What resulted is what we found in Gujarat: 15th century mosques and Islamic mausoleums with significant architectural similarities to the local style of Hindu temple architecture of that era and before. What distinguishes Islamic buildings from the Hindu structures that influenced their design is the lack of figurative sculptures and decoration, and the presence of minarets and mihrabs. This fusion of styles is nicely put on a placard we saw at Sarkhej Rauza, a collection of Islamic buildings near Ahmedabad: “… the early Islamic architectural culture of the region, which fused Islamic influences from Persia with indigenous Hindu and Jain features … The architectural style of Sarkhej Rauza is a precursor to the Mughal period in a true amalgamation of Hindu, Jain, and Islamic styles.
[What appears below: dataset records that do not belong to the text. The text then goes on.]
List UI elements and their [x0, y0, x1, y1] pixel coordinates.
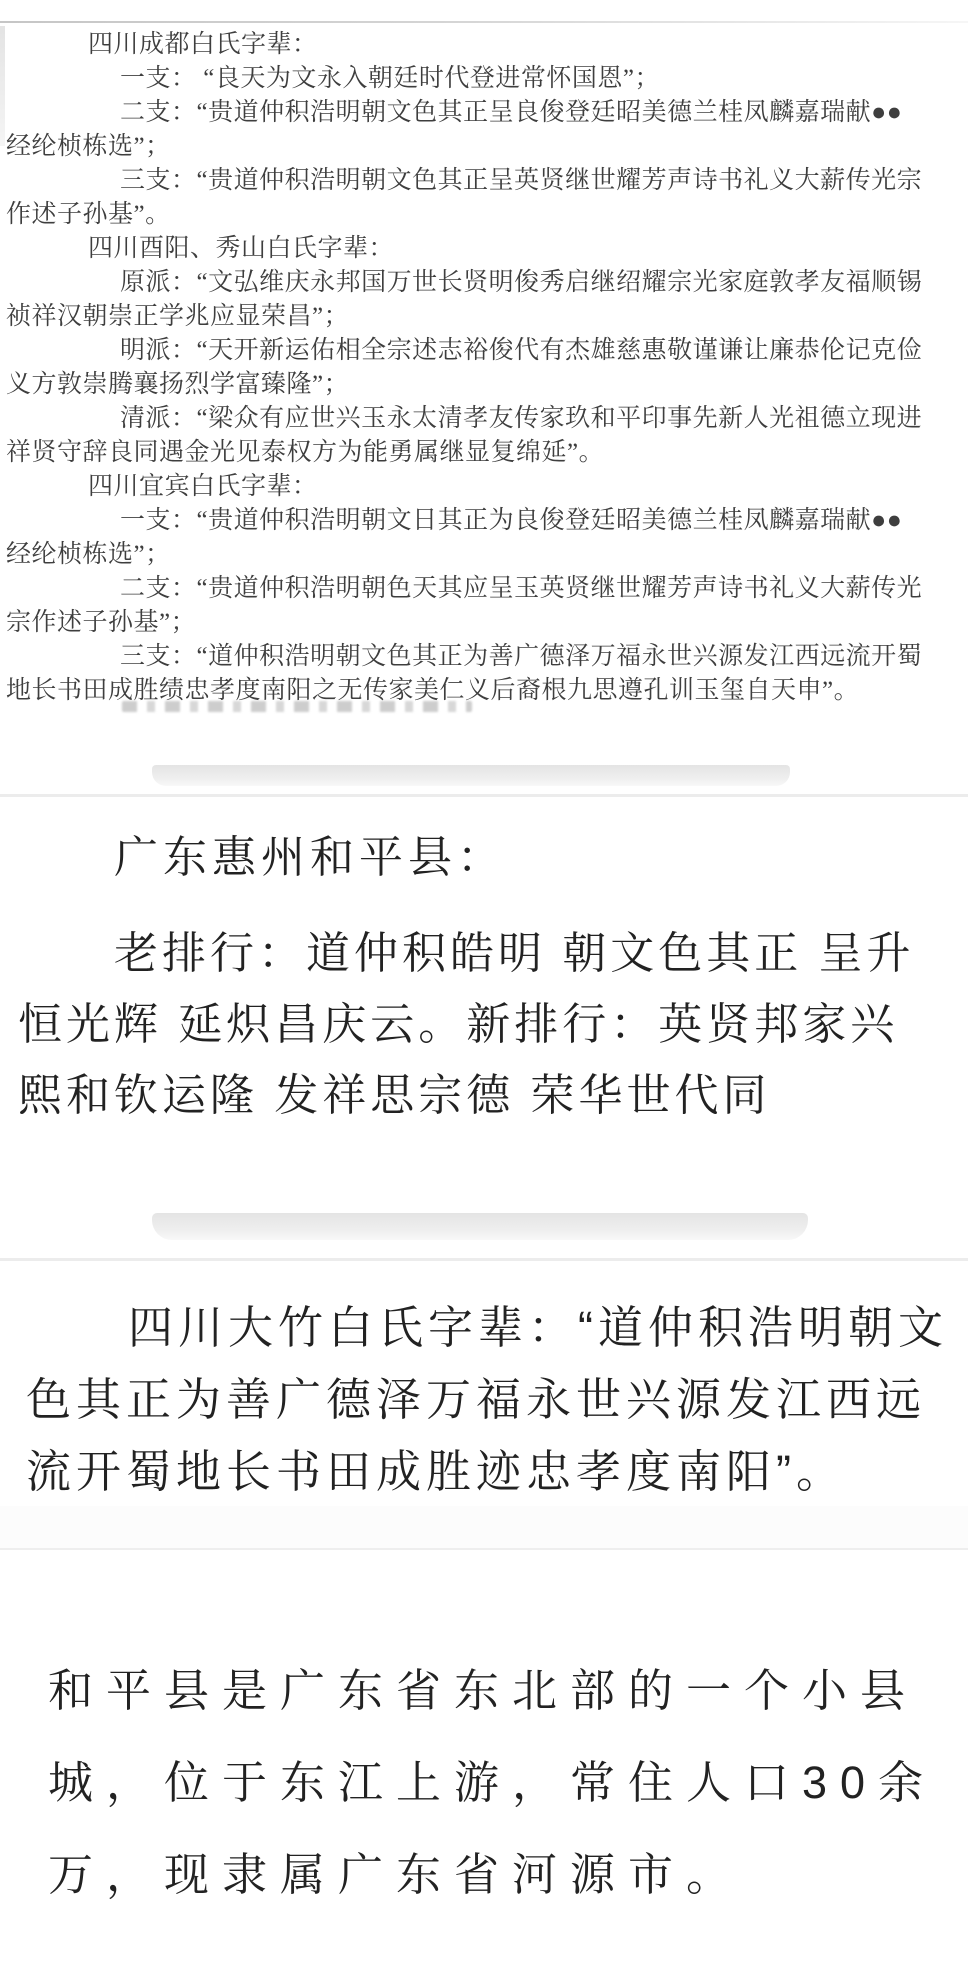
paragraph-line: 城，位于东江上游，常住人口30余 — [0, 1737, 968, 1829]
scan-text-line: 原派：“文弘维庆永邦国万世长贤明俊秀启继绍耀宗光家庭敦孝友福顺锡 — [0, 266, 968, 300]
card-bottom-shadow — [152, 1213, 808, 1240]
section-seam — [0, 1506, 968, 1550]
long-screenshot-page: 四川成都白氏字辈：一支： “良天为文永入朝廷时代登进常怀国恩”；二支：“贵道仲积… — [0, 0, 968, 1965]
section-paragraph: 老排行：道仲积皓明 朝文色其正 呈升恒光辉 延炽昌庆云。新排行：英贤邦家兴熙和钦… — [0, 918, 968, 1131]
paragraph-line: 和平县是广东省东北部的一个小县 — [0, 1645, 968, 1737]
paragraph-line: 恒光辉 延炽昌庆云。新排行：英贤邦家兴 — [0, 989, 968, 1060]
section-divider — [0, 1258, 968, 1261]
scanned-genealogy-document: 四川成都白氏字辈：一支： “良天为文永入朝廷时代登进常怀国恩”；二支：“贵道仲积… — [0, 28, 968, 708]
cropped-text-remnant-line — [122, 701, 472, 712]
scan-text-line: 二支：“贵道仲积浩明朝文色其正呈良俊登廷昭美德兰桂凤麟嘉瑞献●● — [0, 96, 968, 130]
scan-text-line: 二支：“贵道仲积浩明朝色天其应呈玉英贤继世耀芳声诗书礼义大薪传光 — [0, 572, 968, 606]
paragraph-line: 万，现隶属广东省河源市。 — [0, 1829, 968, 1921]
scan-text-line: 一支：“贵道仲积浩明朝文日其正为良俊登廷昭美德兰桂凤麟嘉瑞献●● — [0, 504, 968, 538]
scan-text-line: 明派：“天开新运佑相全宗述志裕俊代有杰雄慈惠敬谨谦让廉恭伦记克俭 — [0, 334, 968, 368]
scan-text-line: 义方敦崇腾襄扬烈学富臻隆”； — [0, 368, 968, 402]
paragraph-line: 四川大竹白氏字辈：“道仲积浩明朝文 — [0, 1292, 968, 1364]
scan-text-line: 四川宜宾白氏字辈： — [0, 470, 968, 504]
paragraph-line: 老排行：道仲积皓明 朝文色其正 呈升 — [0, 918, 968, 989]
card-bottom-shadow — [152, 765, 790, 786]
heping-intro-section: 和平县是广东省东北部的一个小县城，位于东江上游，常住人口30余万，现隶属广东省河… — [0, 1645, 968, 1921]
scan-text-line: 三支：“道仲积浩明朝文色其正为善广德泽万福永世兴源发江西远流开蜀 — [0, 640, 968, 674]
paragraph-line: 熙和钦运隆 发祥思宗德 荣华世代同 — [0, 1060, 968, 1131]
scan-text-line: 祥贤守辞良同遇金光见泰权方为能勇属继显复绵延”。 — [0, 436, 968, 470]
paragraph-line: 流开蜀地长书田成胜迹忠孝度南阳”。 — [0, 1436, 968, 1508]
section-divider — [0, 794, 968, 797]
scan-text-line: 经纶桢栋选”； — [0, 130, 968, 164]
scan-text-line: 四川酉阳、秀山白氏字辈： — [0, 232, 968, 266]
scan-text-line: 宗作述子孙基”； — [0, 606, 968, 640]
scan-text-line: 经纶桢栋选”； — [0, 538, 968, 572]
sichuan-dazhu-section: 四川大竹白氏字辈：“道仲积浩明朝文色其正为善广德泽万福永世兴源发江西远流开蜀地长… — [0, 1292, 968, 1508]
guangdong-heping-section: 广东惠州和平县： 老排行：道仲积皓明 朝文色其正 呈升恒光辉 延炽昌庆云。新排行… — [0, 828, 968, 1131]
scan-text-line: 作述子孙基”。 — [0, 198, 968, 232]
section-heading: 广东惠州和平县： — [0, 828, 968, 888]
scan-text-line: 祯祥汉朝崇正学兆应显荣昌”； — [0, 300, 968, 334]
scan-text-line: 一支： “良天为文永入朝廷时代登进常怀国恩”； — [0, 62, 968, 96]
scan-text-line: 清派：“梁众有应世兴玉永太清孝友传家玖和平印事先新人光祖德立现进 — [0, 402, 968, 436]
scan-text-line: 四川成都白氏字辈： — [0, 28, 968, 62]
scan-text-line: 三支：“贵道仲积浩明朝文色其正呈英贤继世耀芳声诗书礼义大薪传光宗 — [0, 164, 968, 198]
paragraph-line: 色其正为善广德泽万福永世兴源发江西远 — [0, 1364, 968, 1436]
scan-top-edge-line — [0, 21, 968, 23]
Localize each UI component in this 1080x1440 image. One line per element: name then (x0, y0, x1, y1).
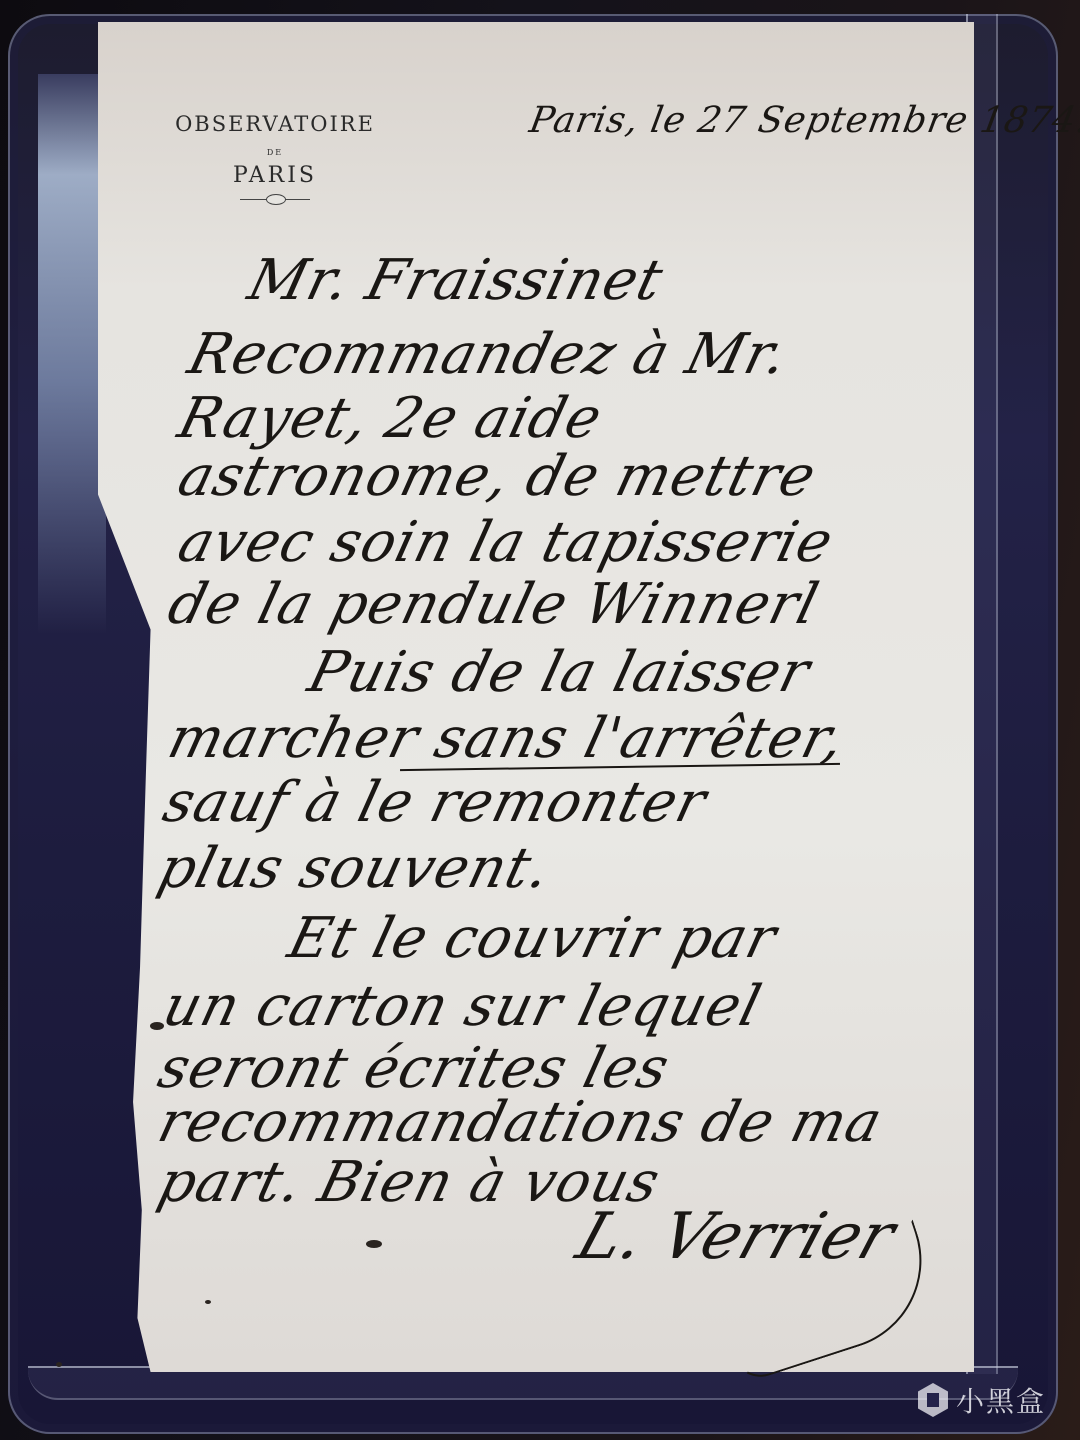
xiaoheihe-logo-icon (918, 1383, 948, 1417)
watermark-text: 小黑盒 (956, 1380, 1046, 1420)
letter-line: sauf à le remonter (157, 770, 713, 835)
letterhead-de: DE (160, 148, 390, 157)
letter-line: avec soin la tapisserie (172, 510, 840, 575)
letter-line: recommandations de ma (152, 1090, 889, 1155)
ink-blot (56, 1362, 62, 1367)
letter-line: Et le couvrir par (282, 906, 783, 971)
ink-blot (366, 1240, 382, 1248)
ink-blot (150, 1022, 164, 1030)
letterhead-title: OBSERVATOIRE (160, 112, 390, 136)
letter-line: Recommandez à Mr. (182, 322, 794, 387)
letter-line: de la pendule Winnerl (162, 572, 825, 637)
letter-line: plus souvent. (152, 836, 557, 901)
letter-line: marcher sans l'arrêter, (162, 706, 852, 771)
ornament-rule-icon (240, 194, 310, 204)
dateline: Paris, le 27 Septembre 1874. (526, 100, 1080, 141)
ink-blot (205, 1300, 211, 1304)
salutation: Mr. Fraissinet (242, 248, 670, 313)
sleeve-glare (38, 74, 106, 634)
watermark: 小黑盒 (918, 1380, 1046, 1420)
letterhead: OBSERVATOIRE DE PARIS (160, 112, 390, 204)
letterhead-city: PARIS (160, 163, 390, 188)
letter-line: astronome, de mettre (172, 444, 823, 509)
letter-line: Puis de la laisser (302, 640, 817, 705)
letter-line: Rayet, 2e aide (172, 386, 609, 451)
letter-line: un carton sur lequel (157, 974, 768, 1039)
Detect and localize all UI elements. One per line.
Hindu craftsmanship and construction know-how was overlaid on Islamic sense of geometry and scale



15th century mosque at Champaner

Sun Temple


The Surya Mandir near Somnath is on top of a small but steep hill about 300 metres south west of the Gita Mandir. Along with a cow that bounded athletically up the uneven steps, I climbed the staircase up to the temple.  It was well worth the effort.  The Surya (means ‘sun’) Mandir was constructed during the era when one of the mediaeval reincarnations of the Shri Somnath Temple was built. Although the Surya was also attacked by invaders, much of it remains standing even if not in the best condition. It gives a good idea of how splendid the Shri Somnath Temple must have been before the Muslims began damaging it. Well-preserved fine carvings cover the walls of the Surya and extend upwards even covering the lower half its broad-based shikhara. Untrimmed foliage sprouts between some of these sculptures giving the temple an unintended appealing organic appearance. Much of the stonework has a pinkish tinge, which was accentuated by the light from the late afternoon sun. A small boy living in a house facing the temple asked me for a pen. I gave him one. This reminded me of the time when we visited Bijapur in northern Karnataka. Wherever we walked, groups of small boys in the street asked us not for sweets or money, but for pens. This youthful quest for pens is a symptom of a general desire for education in India.